Julia Kollewe 

Hedge fund proposes £1bn buyout of UK’s biggest private hospital operator

Shares in Spire Healthcare jump after approach from Toscafund, founded by City figure known as ‘the Rottweiler’
  
  

A pale green sign with a white heart-shaped logo displays the text 'Spire Parkway Hospital'.
Spire, which operates 38 private hospitals and more than 60 clinics across England, Wales and Scotland, said it had received a non-binding proposal worth 250p a share. Photograph: Jacob King/PA

The board of Britain’s largest private hospital operator has backed a buyout proposal worth £1bn from its second biggest shareholder, a hedge fund manager known as “the Rottweiler”, sending its shares soaring by nearly 50%.

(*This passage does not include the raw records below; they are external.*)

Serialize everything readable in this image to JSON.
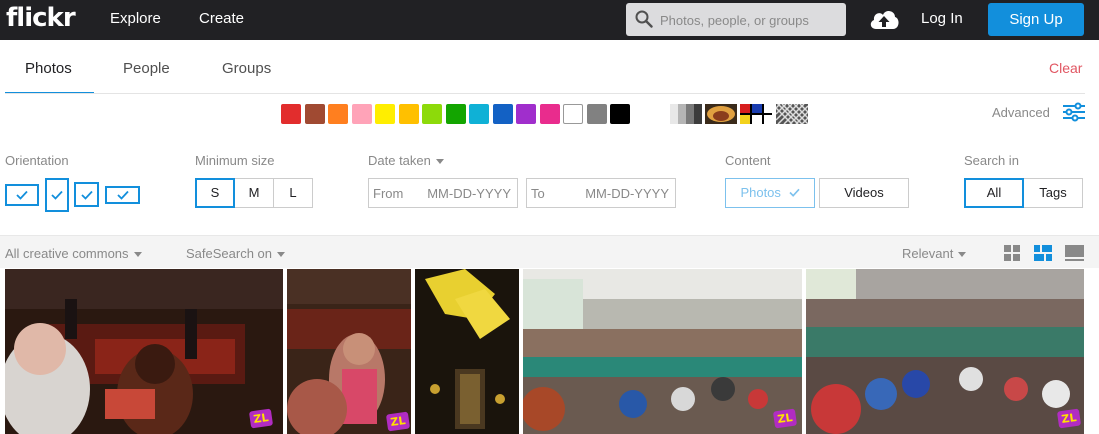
{
  "header": {
    "logo": "flickr",
    "nav": [
      "Explore",
      "Create"
    ],
    "search_placeholder": "Photos, people, or groups",
    "login_label": "Log In",
    "signup_label": "Sign Up"
  },
  "tabs": {
    "items": [
      "Photos",
      "People",
      "Groups"
    ],
    "active": "Photos",
    "clear_label": "Clear"
  },
  "color_filter": {
    "swatches": [
      "#e22d2d",
      "#a04a32",
      "#ff7f1f",
      "#ffa3b8",
      "#ffee00",
      "#ffc000",
      "#8dda0a",
      "#13a500",
      "#0fb1d6",
      "#1361c4",
      "#a02ecc",
      "#e92c8d",
      "#ffffff",
      "#818181",
      "#000000"
    ],
    "patterns": [
      "black-and-white-icon",
      "shallow-depth-of-field-icon",
      "minimalist-icon",
      "patterns-icon"
    ],
    "advanced_label": "Advanced"
  },
  "filters": {
    "orientation": {
      "label": "Orientation"
    },
    "minimum_size": {
      "label": "Minimum size",
      "options": [
        "S",
        "M",
        "L"
      ],
      "selected": "S"
    },
    "date_taken": {
      "label": "Date taken",
      "from_label": "From",
      "to_label": "To",
      "placeholder": "MM-DD-YYYY"
    },
    "content": {
      "label": "Content",
      "options": [
        "Photos",
        "Videos"
      ],
      "selected": "Photos"
    },
    "search_in": {
      "label": "Search in",
      "options": [
        "All",
        "Tags"
      ],
      "selected": "All"
    }
  },
  "sort_bar": {
    "license": "All creative commons",
    "safesearch": "SafeSearch on",
    "sort": "Relevant"
  },
  "photos": {
    "badge_text": "ZL",
    "items": [
      "children-party-photo",
      "girl-dancing-photo",
      "yellow-decoration-photo",
      "dance-hall-photo",
      "kids-dancing-photo"
    ]
  },
  "colors": {
    "topbar": "#212124",
    "accent": "#128fdc",
    "clear": "#e15662"
  }
}
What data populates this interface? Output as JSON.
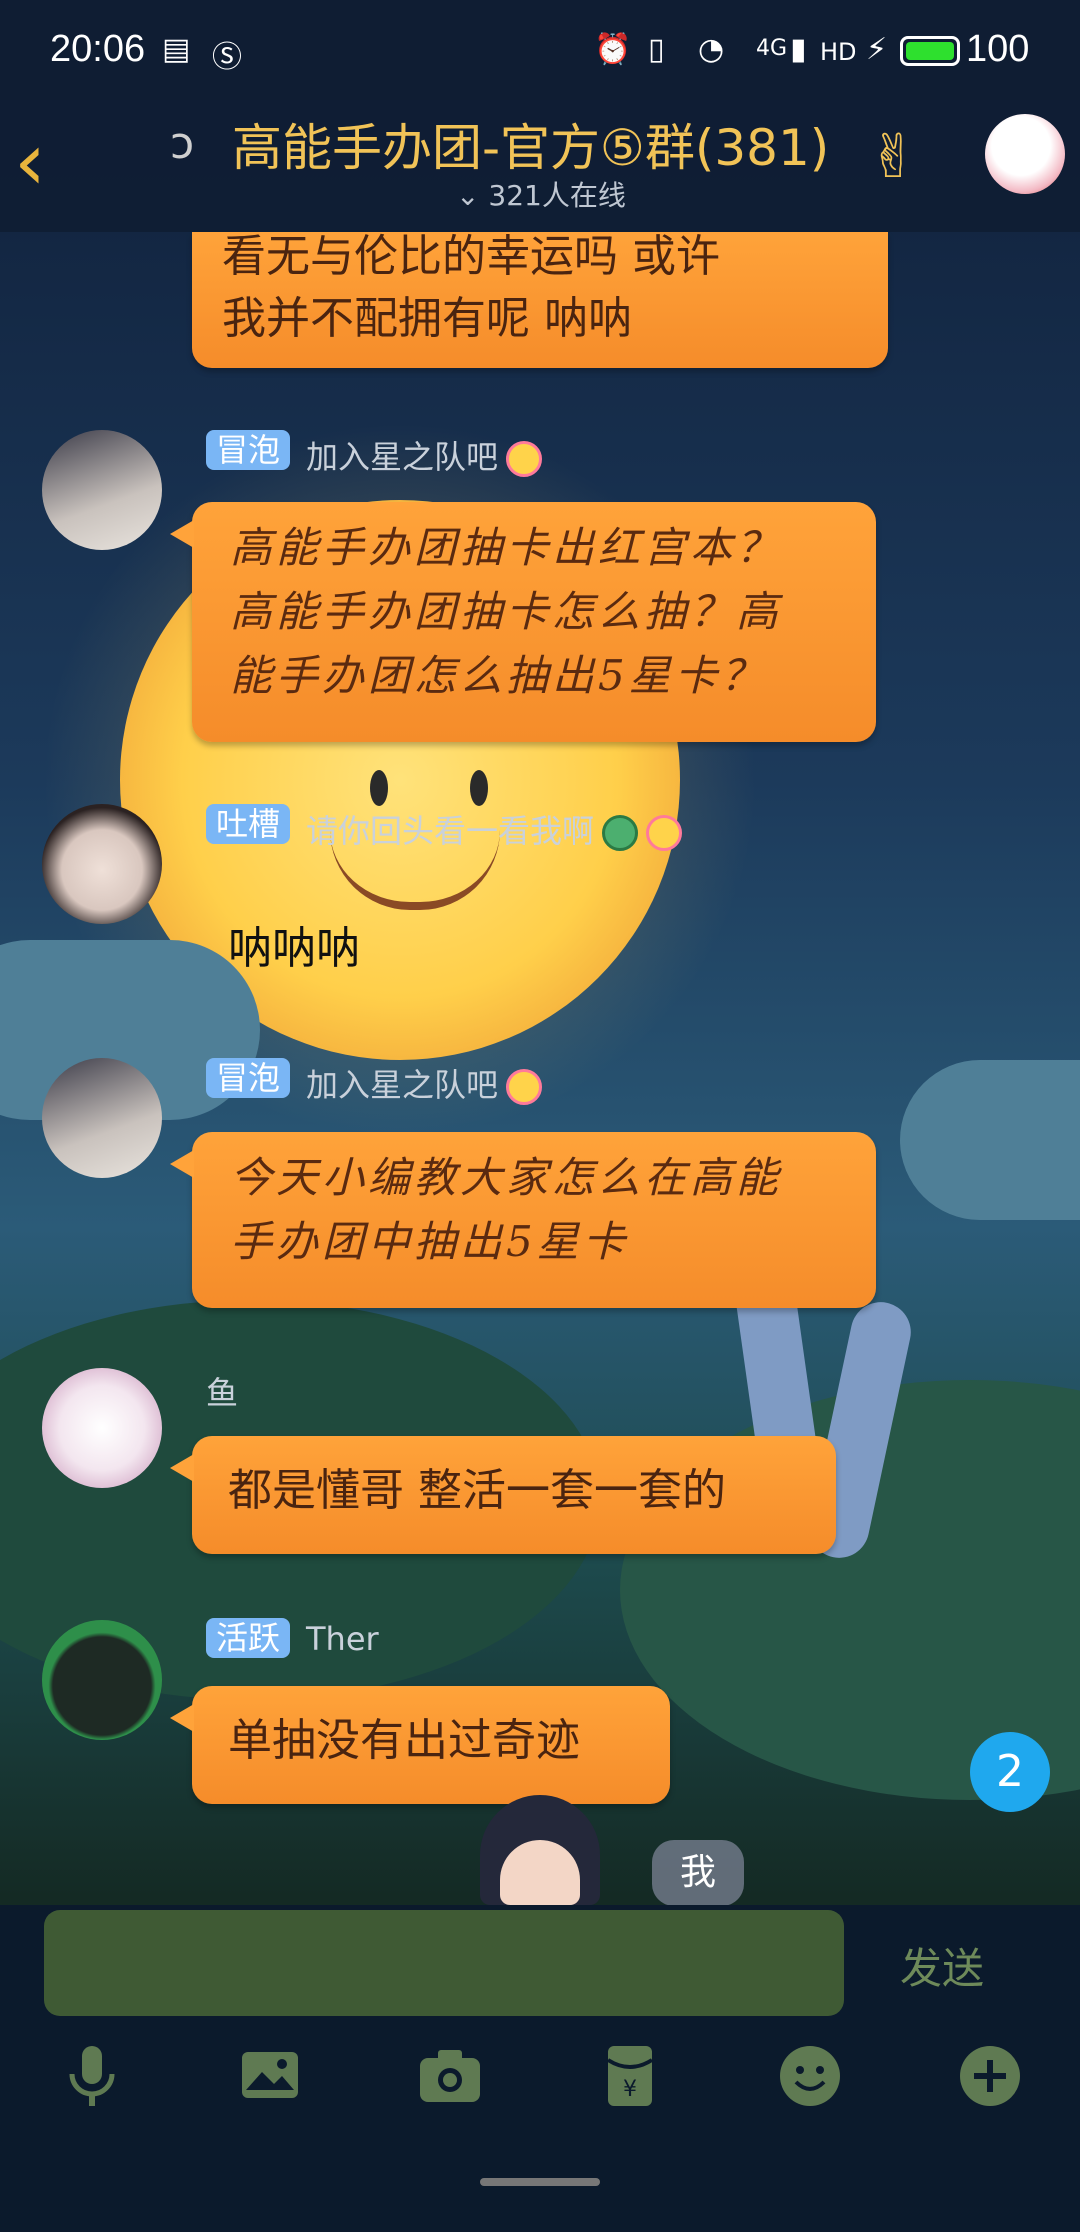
{
  "status_bar": {
    "time": "20:06",
    "battery_level": "100",
    "network": "4G",
    "hd": "HD"
  },
  "header": {
    "group_name": "高能手办团-官方⑤群(381)",
    "online_count": "321人在线"
  },
  "messages": [
    {
      "type": "partial",
      "text": "看无与伦比的幸运吗 或许\n我并不配拥有呢 呐呐"
    },
    {
      "badge": "冒泡",
      "nick": "加入星之队吧",
      "text": "高能手办团抽卡出红宫本？\n高能手办团抽卡怎么抽？高\n能手办团怎么抽出5星卡？"
    },
    {
      "badge": "吐槽",
      "nick": "请你回头看一看我啊",
      "text": "呐呐呐"
    },
    {
      "badge": "冒泡",
      "nick": "加入星之队吧",
      "text": "今天小编教大家怎么在高能\n手办团中抽出5星卡"
    },
    {
      "badge": "",
      "nick": "鱼",
      "text": "都是懂哥 整活一套一套的"
    },
    {
      "badge": "活跃",
      "nick": "Ther",
      "text": "单抽没有出过奇迹"
    }
  ],
  "unread_count": "2",
  "me_label": "我",
  "input": {
    "value": "",
    "send_label": "发送"
  },
  "toolbar": [
    "mic-icon",
    "image-icon",
    "camera-icon",
    "red-packet-icon",
    "emoji-icon",
    "plus-icon"
  ],
  "colors": {
    "bubble": "#ffa33a",
    "title": "#f1c357",
    "badge": "#7ab6f5",
    "unread": "#1fa8ee"
  }
}
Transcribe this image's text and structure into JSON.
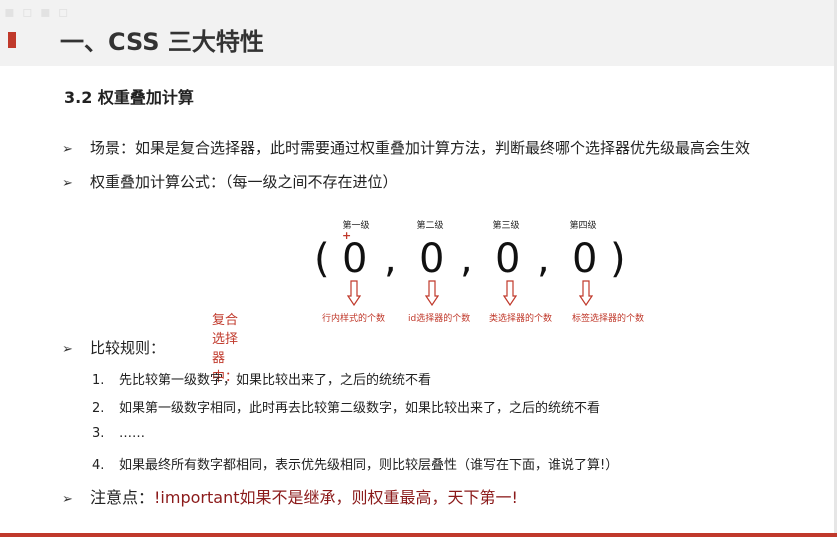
{
  "slide": {
    "title": "一、CSS 三大特性",
    "section": "3.2 权重叠加计算"
  },
  "bullets": [
    {
      "arrow": "➢",
      "text": "场景：如果是复合选择器，此时需要通过权重叠加计算方法，判断最终哪个选择器优先级最高会生效"
    },
    {
      "arrow": "➢",
      "text": "权重叠加计算公式：（每一级之间不存在进位）"
    }
  ],
  "formula": {
    "open": "(",
    "close": ")",
    "separator": ",",
    "levels": [
      {
        "label": "第一级",
        "value": "0",
        "count_label": "行内样式的个数"
      },
      {
        "label": "第二级",
        "value": "0",
        "count_label": "id选择器的个数"
      },
      {
        "label": "第三级",
        "value": "0",
        "count_label": "类选择器的个数"
      },
      {
        "label": "第四级",
        "value": "0",
        "count_label": "标签选择器的个数"
      }
    ],
    "plus_mark": "+",
    "composite_label": "复合选择器中："
  },
  "compare": {
    "arrow": "➢",
    "title": "比较规则：",
    "rules": [
      {
        "num": "1.",
        "text": "先比较第一级数字，如果比较出来了，之后的统统不看"
      },
      {
        "num": "2.",
        "text": "如果第一级数字相同，此时再去比较第二级数字，如果比较出来了，之后的统统不看"
      },
      {
        "num": "3.",
        "text": "……"
      },
      {
        "num": "4.",
        "text": "如果最终所有数字都相同，表示优先级相同，则比较层叠性（谁写在下面，谁说了算!）"
      }
    ]
  },
  "note": {
    "arrow": "➢",
    "label": "注意点：",
    "text": "!important如果不是继承，则权重最高，天下第一!"
  },
  "colors": {
    "accent_red": "#c0392b",
    "note_red": "#8b1a1a",
    "header_bg": "#f2f2f2"
  }
}
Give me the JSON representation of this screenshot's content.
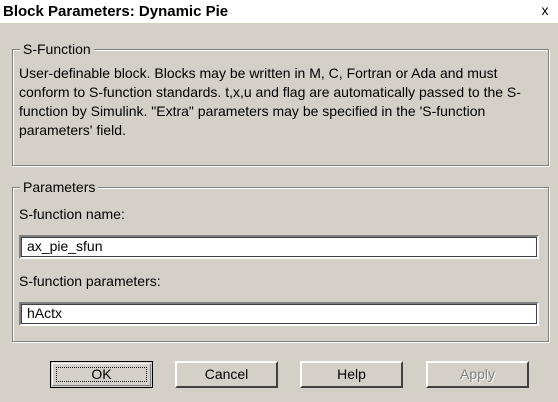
{
  "window": {
    "title": "Block Parameters: Dynamic Pie",
    "close_glyph": "x"
  },
  "sfunction_group": {
    "label": "S-Function",
    "description": "User-definable block.  Blocks may be written in M, C, Fortran or Ada and must  conform to S-function standards.  t,x,u and flag are automatically passed to the S-function by Simulink.  \"Extra\" parameters may be specified in the 'S-function parameters' field."
  },
  "parameters_group": {
    "label": "Parameters",
    "name_label": "S-function name:",
    "name_value": "ax_pie_sfun",
    "params_label": "S-function parameters:",
    "params_value": "hActx"
  },
  "buttons": {
    "ok": "OK",
    "cancel": "Cancel",
    "help": "Help",
    "apply": "Apply"
  }
}
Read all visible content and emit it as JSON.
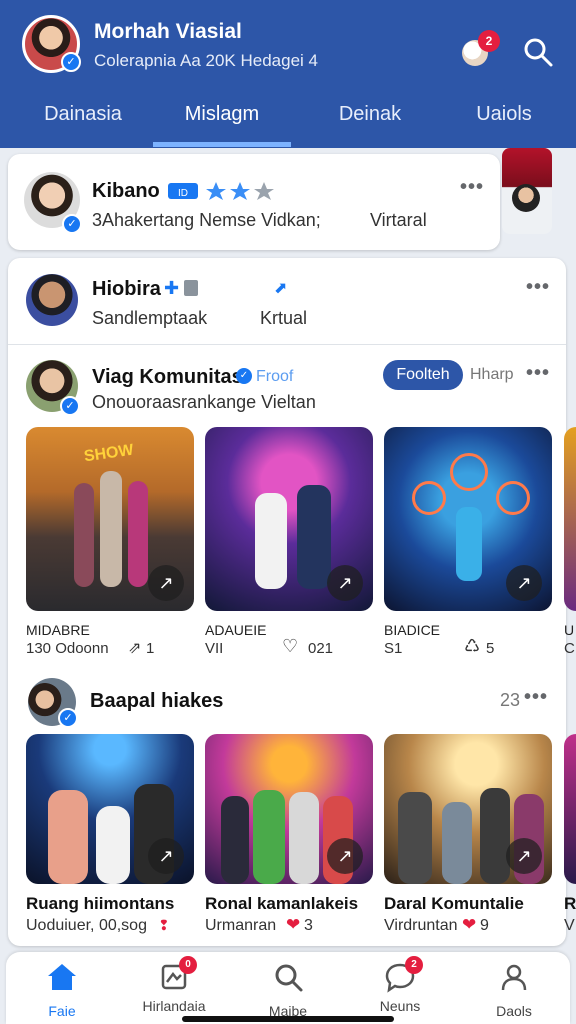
{
  "header": {
    "profile_name": "Morhah Viasial",
    "profile_sub": "Colerapnia Aa 20K Hedagei 4",
    "notification_count": "2",
    "tabs": [
      {
        "label": "Dainasia",
        "active": false
      },
      {
        "label": "Mislagm",
        "active": true
      },
      {
        "label": "Deinak",
        "active": false
      },
      {
        "label": "Uaiols",
        "active": false
      }
    ]
  },
  "card1": {
    "name": "Kibano",
    "sub": "3Ahakertang Nemse Vidkan;",
    "tag": "Virtaral",
    "more": "•••"
  },
  "card2": {
    "name": "Hiobira",
    "sub": "Sandlemptaak",
    "tag": "Krtual",
    "more": "•••"
  },
  "group": {
    "name": "Viag Komunitas",
    "badge_text": "Froof",
    "sub": "Onouoraasrankange Vieltan",
    "follow_label": "Foolteh",
    "share_label": "Hharp",
    "more": "•••",
    "thumbs": [
      {
        "title": "MIDABRE",
        "stat1": "130 Odoonn",
        "stat2": "1"
      },
      {
        "title": "ADAUEIE",
        "stat1": "VII",
        "stat2": "021"
      },
      {
        "title": "BIADICE",
        "stat1": "S1",
        "stat2": "5"
      },
      {
        "title": "U",
        "stat1": "C",
        "stat2": ""
      }
    ]
  },
  "section2": {
    "title": "Baapal hiakes",
    "count": "23",
    "more": "•••",
    "items": [
      {
        "title": "Ruang hiimontans",
        "sub": "Uoduiuer, 00,sog"
      },
      {
        "title": "Ronal kamanlakeis",
        "sub": "Urmanran"
      },
      {
        "title": "Daral Komuntalie",
        "sub": "Virdruntan"
      },
      {
        "title": "R",
        "sub": "V"
      }
    ],
    "item2_suffix": "3",
    "item3_suffix": "9"
  },
  "bottom_nav": [
    {
      "label": "Faie",
      "icon": "home-icon",
      "active": true
    },
    {
      "label": "Hirlandaia",
      "icon": "groups-icon",
      "badge": "0"
    },
    {
      "label": "Maibe",
      "icon": "search-icon"
    },
    {
      "label": "Neuns",
      "icon": "chat-icon",
      "badge": "2"
    },
    {
      "label": "Daols",
      "icon": "people-icon"
    }
  ],
  "colors": {
    "header_bg": "#2d56a8",
    "accent": "#1877f2",
    "badge": "#e41e3f"
  }
}
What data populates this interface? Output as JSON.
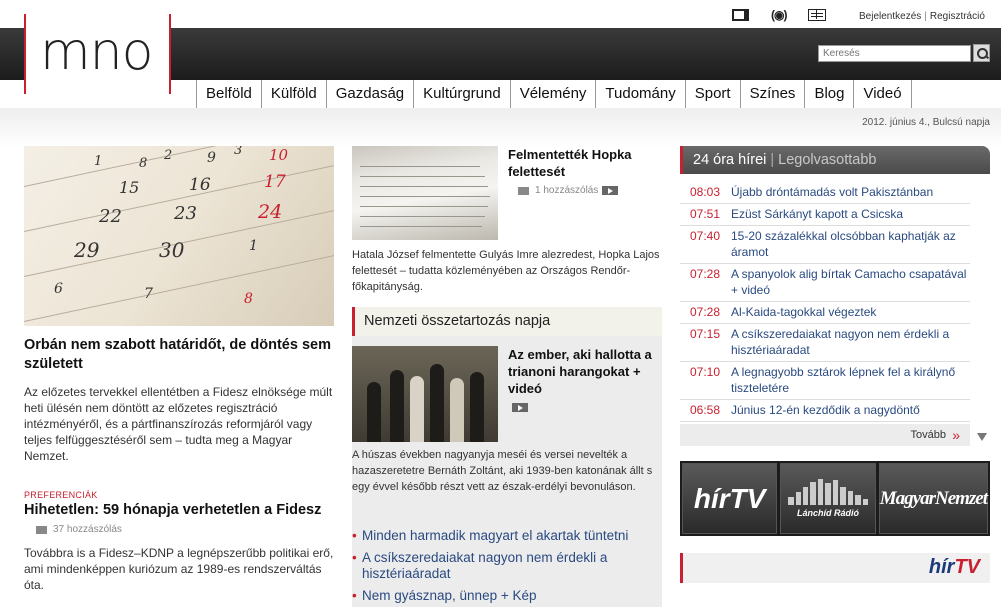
{
  "top": {
    "icons": [
      "screen-icon",
      "radio-icon",
      "newspaper-icon"
    ],
    "radio_glyph": "(◉)",
    "login": "Bejelentkezés",
    "register": "Regisztráció"
  },
  "logo": "mno",
  "search": {
    "placeholder": "Keresés"
  },
  "nav": [
    "Belföld",
    "Külföld",
    "Gazdaság",
    "Kultúrgrund",
    "Vélemény",
    "Tudomány",
    "Sport",
    "Színes",
    "Blog",
    "Videó"
  ],
  "date": "2012. június 4., Bulcsú napja",
  "calendar_numbers": [
    "1",
    "2",
    "3",
    "8",
    "9",
    "10",
    "15",
    "16",
    "17",
    "22",
    "23",
    "24",
    "29",
    "30",
    "1",
    "6",
    "7",
    "8"
  ],
  "col1": {
    "headline": "Orbán nem szabott határidőt, de döntés sem született",
    "lead": "Az előzetes tervekkel ellentétben a Fidesz elnöksége múlt heti ülésén nem döntött az előzetes regisztráció intézményéről, és a pártfinanszírozás reformjáról vagy teljes felfüggesztéséről sem – tudta meg a Magyar Nemzet.",
    "kicker": "Preferenciák",
    "headline2": "Hihetetlen: 59 hónapja verhetetlen a Fidesz",
    "comments2": "37 hozzászólás",
    "lead2": "Továbbra is a Fidesz–KDNP a legnépszerűbb politikai erő, ami mindenképpen kuriózum az 1989-es rendszerváltás óta."
  },
  "col2": {
    "art1_title": "Felmentették Hopka felettesét",
    "art1_comments": "1 hozzászólás",
    "art1_lead": "Hatala József felmentette Gulyás Imre alezredest, Hopka Lajos felettesét – tudatta közleményében az Országos Rendőr-főkapitányság.",
    "panel_title": "Nemzeti összetartozás napja",
    "art2_title": "Az ember, aki hallotta a trianoni harangokat + videó",
    "art2_lead": "A húszas években nagyanyja meséi és versei nevelték a hazaszeretetre Bernáth Zoltánt, aki 1939-ben katonának állt s egy évvel később részt vett az észak-erdélyi bevonuláson.",
    "links": [
      "Minden harmadik magyart el akartak tüntetni",
      "A csíkszeredaiakat nagyon nem érdekli a hisztériaáradat",
      "Nem gyásznap, ünnep + Kép"
    ]
  },
  "col3": {
    "tab_active": "24 óra hírei",
    "tab_inactive": "Legolvasottabb",
    "news": [
      {
        "time": "08:03",
        "title": "Újabb dróntámadás volt Pakisztánban"
      },
      {
        "time": "07:51",
        "title": "Ezüst Sárkányt kapott a Csicska"
      },
      {
        "time": "07:40",
        "title": "15-20 százalékkal olcsóbban kaphatják az áramot"
      },
      {
        "time": "07:28",
        "title": "A spanyolok alig bírtak Camacho csapatával + videó"
      },
      {
        "time": "07:28",
        "title": "Al-Kaida-tagokkal végeztek"
      },
      {
        "time": "07:15",
        "title": "A csíkszeredaiakat nagyon nem érdekli a hisztériaáradat"
      },
      {
        "time": "07:10",
        "title": "A legnagyobb sztárok lépnek fel a királynő tiszteletére"
      },
      {
        "time": "06:58",
        "title": "Június 12-én kezdődik a nagydöntő"
      }
    ],
    "more": "Tovább",
    "banners": [
      "hírTV",
      "Lánchíd Rádió",
      "MagyarNemzet"
    ],
    "hirtv": {
      "a": "hír",
      "b": "TV"
    }
  }
}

Spire Healthcare, which owns the Claremont hospital in Sheffield and St Anthony’s hospital in south London, said it had received a non-binding proposal worth 250p a share from funds advised by the activist investor Toscafund Asset Management.

Toscafund was founded in 2000 by Martin Hughes, a longtime City figure who has been at the forefront of many takeover situations, earning him the nickname “the Rottweiler” for his aggressive approach.

Spire said: “The possible cash offer is at a value that the board would be minded to recommend unanimously to Spire Healthcare shareholders” if a firm offer was tabled.

Its share price, which had hit a five-year low of 142p in March, jumped by 47p to 221p on Thursday, giving the company a market capitalisation of £892m.

The Toscafund approach came after talks between Spire and the private equity companies Bridgepoint and Triton fell through when Triton pulled out in March. The hospital group announced a strategic review last September and said then it was in discussions with several parties to explore a potential sale of the business.

Spire operates 38 private hospitals and more than 60 clinics across England, Wales and Scotland that delivered care to 1.36 million patients in 2025. It was founded in 2007 through the acquisition and rebranding of 25 Bupa hospitals, and floated on the stock market in 2014. Spire acquired a string of other sites and also built two new hospitals, in Manchester and Nottingham.

Just under a third of Spire’s revenues is derived from work it carries out on behalf of the NHS, such as hip and knee operations. It said on Thursday that more than 85% of NHS commissioning had been agreed for the health service’s new financial year, indicating “strong growth” for Spire in the first quarter.

The company stuck to its full-year outlook, saying revenues from private patients had continued to grow strongly, particularly from people who paid for treatment out of their own pockets.

Toscafund, which took the telecoms company TalkTalk private in a £1.1bn deal in 2021, has to announce a firm intention to make an offer for Spire by 11 June or walk away under UK takeover rules.

In 2021, a £1bn takeover offer from Australia’s Ramsay Healthcare, also pegged at 250p a share, was accepted by the Spire board but rejected by shareholders.

Peel Hunt, an analyst at the equity research firm Miles Dixon, said: “Assuming that a 250p offer is forthcoming from the second largest holder, we would not be surprised to see this deal go through.”

Spire’s largest shareholder is Mediclinic, a global private healthcare group, which holds just under 30% of the company.

Dixon said the Spire board remained “highly confident” in its standalone strategy, “as indeed we do in the opportunity for this private healthcare group on the UK landscape, irrespective of which political theme holds sway”.

Spire said it had made “significant progress in strengthening care quality, diversifying revenue streams and driving efficiencies” in recent years.

There are mounting concerns among the public and NHS staff about creeping privatisation of the health service, leading to a two-tiered system. Wes Streeting, the health secretary, has defended the growing use of the private sector.

The NHS landlord Assura was bought by the rival UK healthcare investor Primary Health Properties last August in an £1.8bn deal. The acquisition came after an intense takeover battle with the US private equity group KKR for Assura’s portfolio of 600 doctors’ surgeries and other medical facilities, which serve more than 6 million patients, and many of which are rented to the NHS.